Mais cette histoire est aussi valable pour tenter de comprendre l’expérience d’un autre être humain, car là encore l’appréhension « objective » ne peut permettre de comprendre la part « subjective ». Pour Thomas Nagel, parler du caractère objectif d’une expérience, indépendamment du point de vue particulier à partir duquel son sujet l’appréhende, est impossible. « Que resterait-il de l’effet que cela fait d’être une chauve-souris si l’on ôtait le point de vue de la chauve-souris ? ». C’est ainsi qu’il me serait impossible de me demander ce que mes expériences sont en réalité (c’est-à-dire de manière objective), par opposition à la manière dont elles m’apparaissent. Et donc il est impossible de donner une description physique de leur nature, car leur nature n’est pas elle-même objective.

La leçon à en tirer est que les expériences subjectives des autres, et pas que celles de la chauve-souris, nous demeurent inaccessibles, et donc que la science et l’objectivité s’arrêtent là où la conscience à la première personne commence.

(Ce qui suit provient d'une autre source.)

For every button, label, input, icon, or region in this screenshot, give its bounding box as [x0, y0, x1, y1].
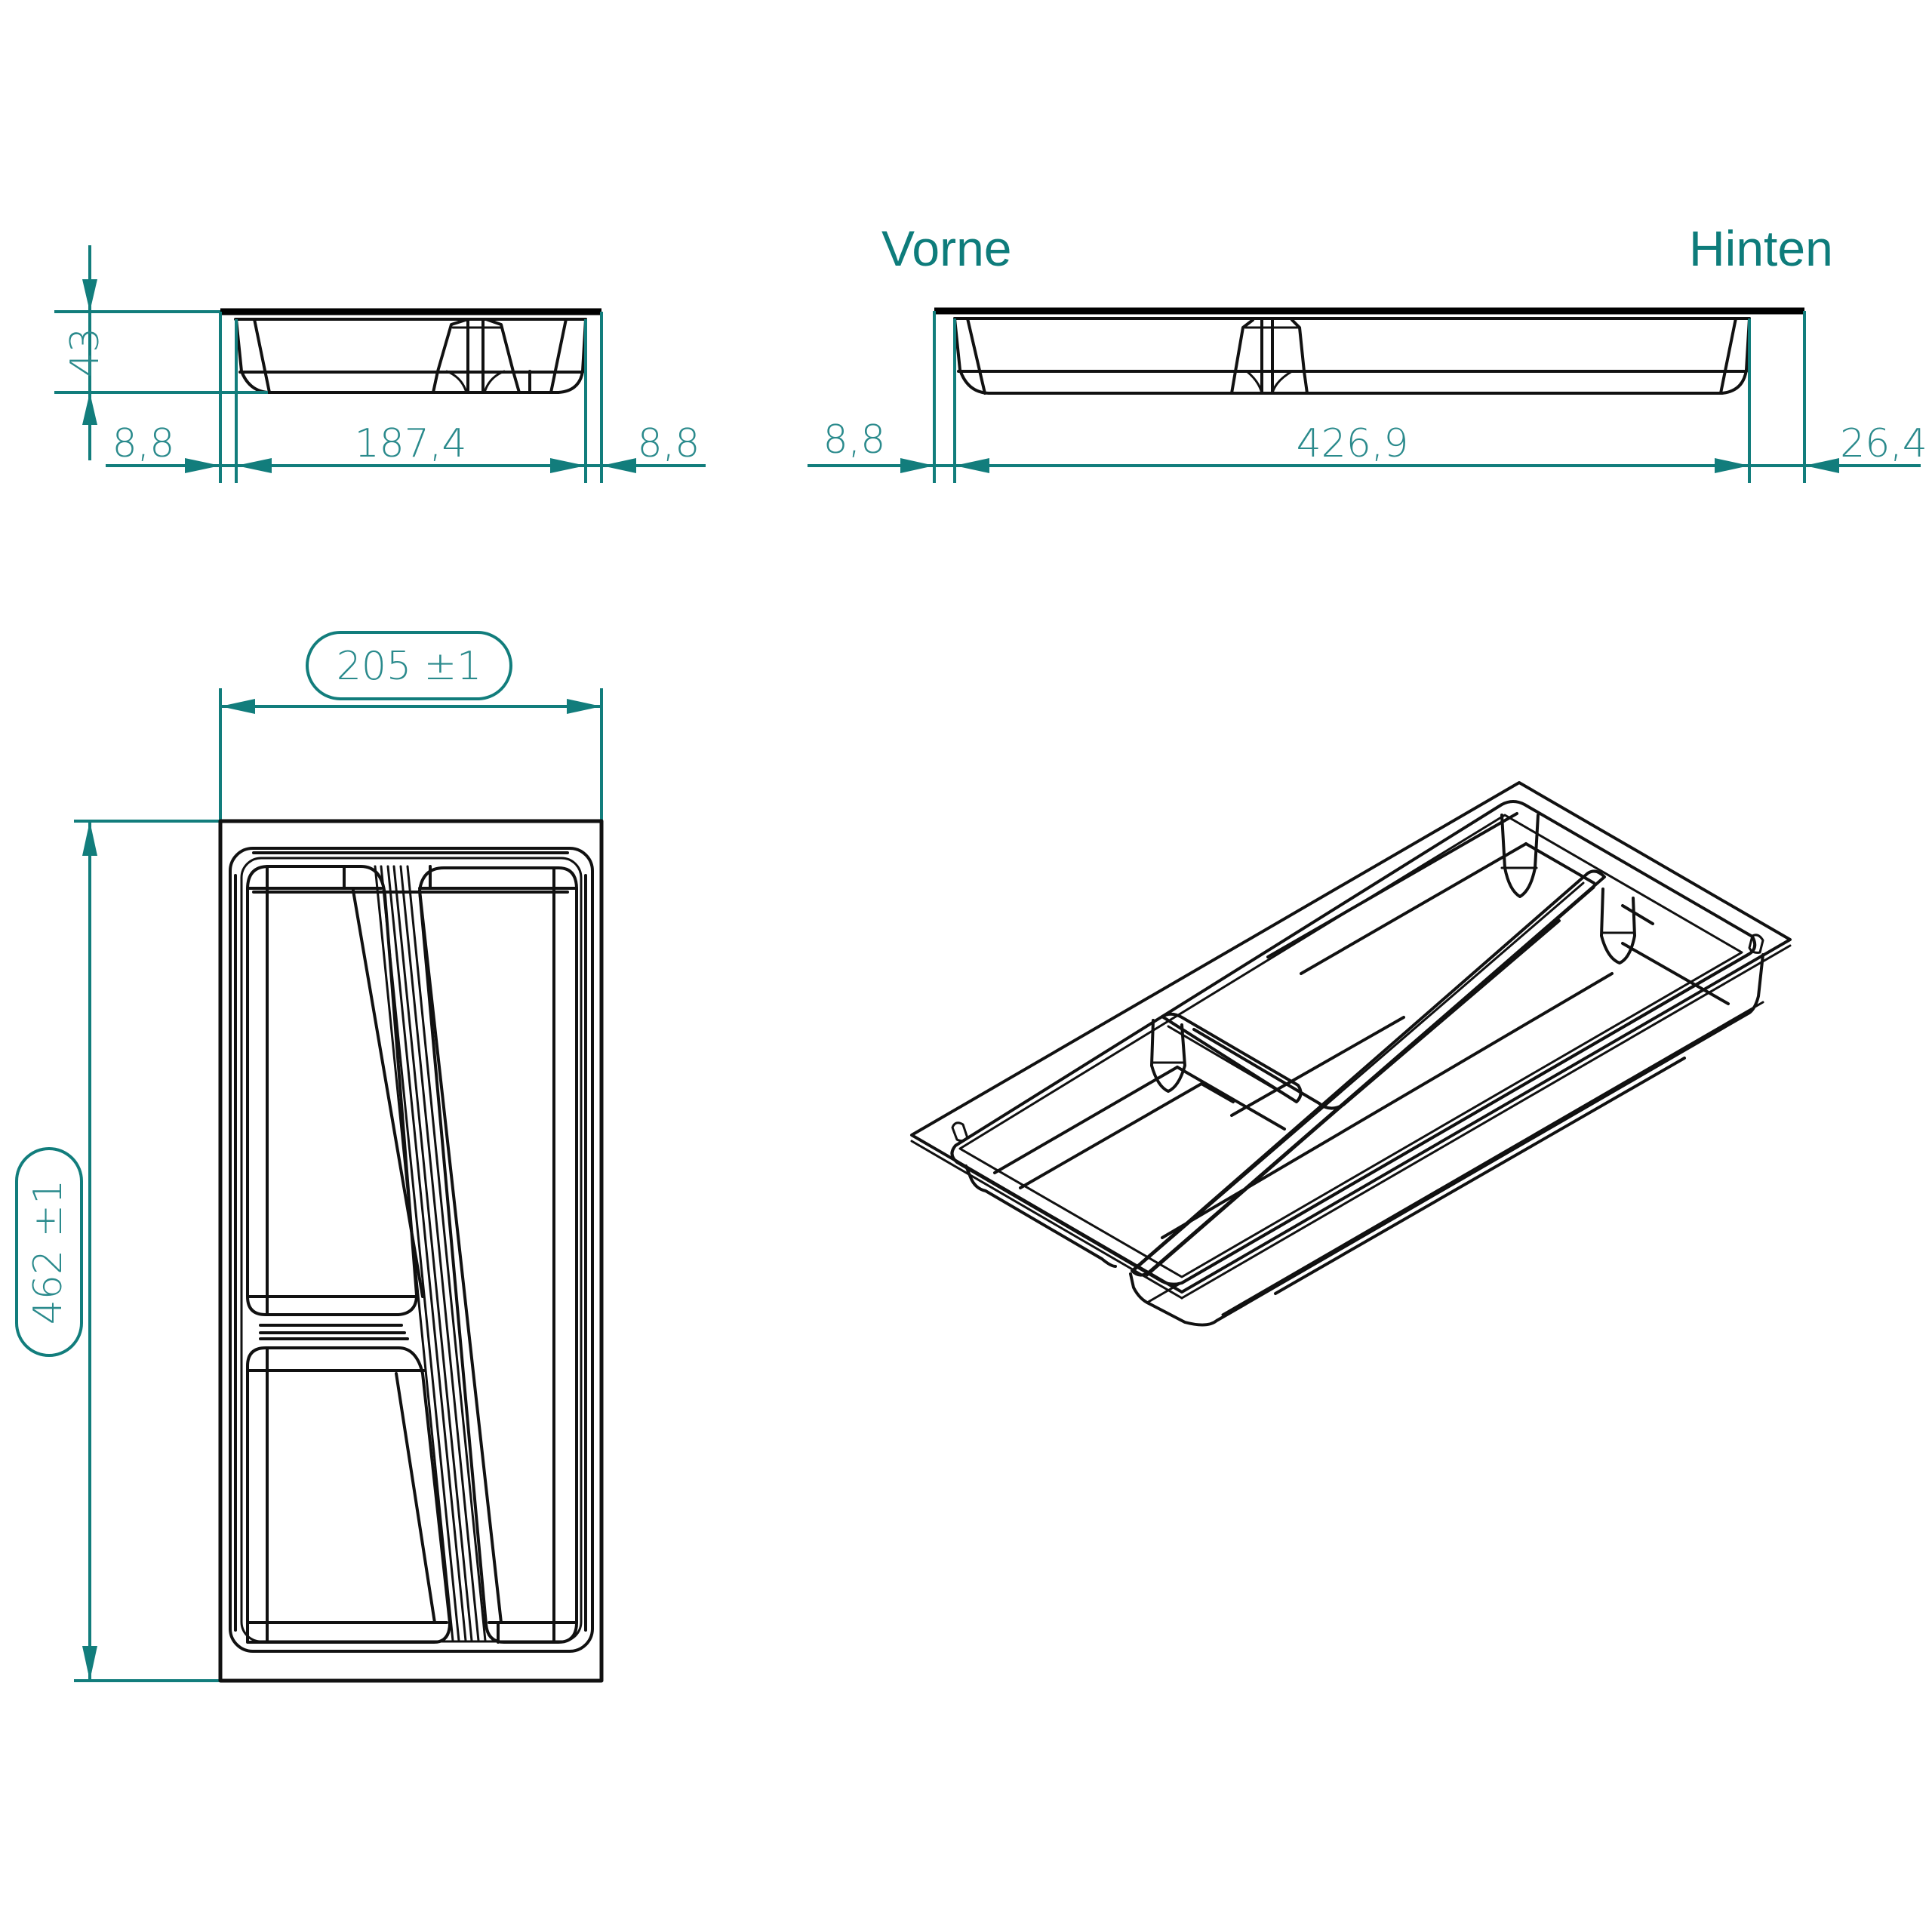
front-flange-label: 8,8	[823, 417, 886, 463]
inner-length-label: 426,9	[1297, 421, 1409, 466]
width-tolerance-pill	[306, 631, 512, 700]
left-flange-label: 8,8	[112, 421, 175, 466]
side-view-length: Vorne Hinten 8,8 426,9 26,4	[808, 220, 1927, 483]
top-view: 205 ±1 462 ±1	[15, 631, 604, 1683]
right-flange-label: 8,8	[638, 421, 700, 466]
isometric-view	[910, 781, 1792, 1327]
side-view-width: 43 8,8 187,4 8,8	[54, 245, 706, 483]
height-dimension-label: 43	[63, 328, 108, 377]
back-heading: Hinten	[1689, 220, 1833, 276]
front-heading: Vorne	[881, 220, 1011, 276]
inner-width-label: 187,4	[355, 421, 467, 466]
overall-length-label: 462 ±1	[26, 1180, 71, 1324]
length-tolerance-pill	[15, 1147, 83, 1357]
overall-width-label: 205 ±1	[337, 644, 481, 689]
back-flange-label: 26,4	[1840, 421, 1927, 466]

Cette distinction entre la conscience subjective et ce que nous pourrions croire « objectif » peut aider à décrypter, ou plutôt à s’interroger, sur ces perceptions qui divergent entre ceux qui pensent réformer objectivement pour faire mieux, et ceux qui s’y opposent. La conscience individuelle, c’est aussi ce qui permet à l’homme, dans nos entreprises, de se faire son opinion de concepts comme l’éthique, la proximité client, l’image de marque à respecter. Autant de sujets où la subjectivité prend sa place.

Pour savoir pourquoi « j’aime » ou je n’aime pas », peut-être que l’IRM ne suffira pas, finalement.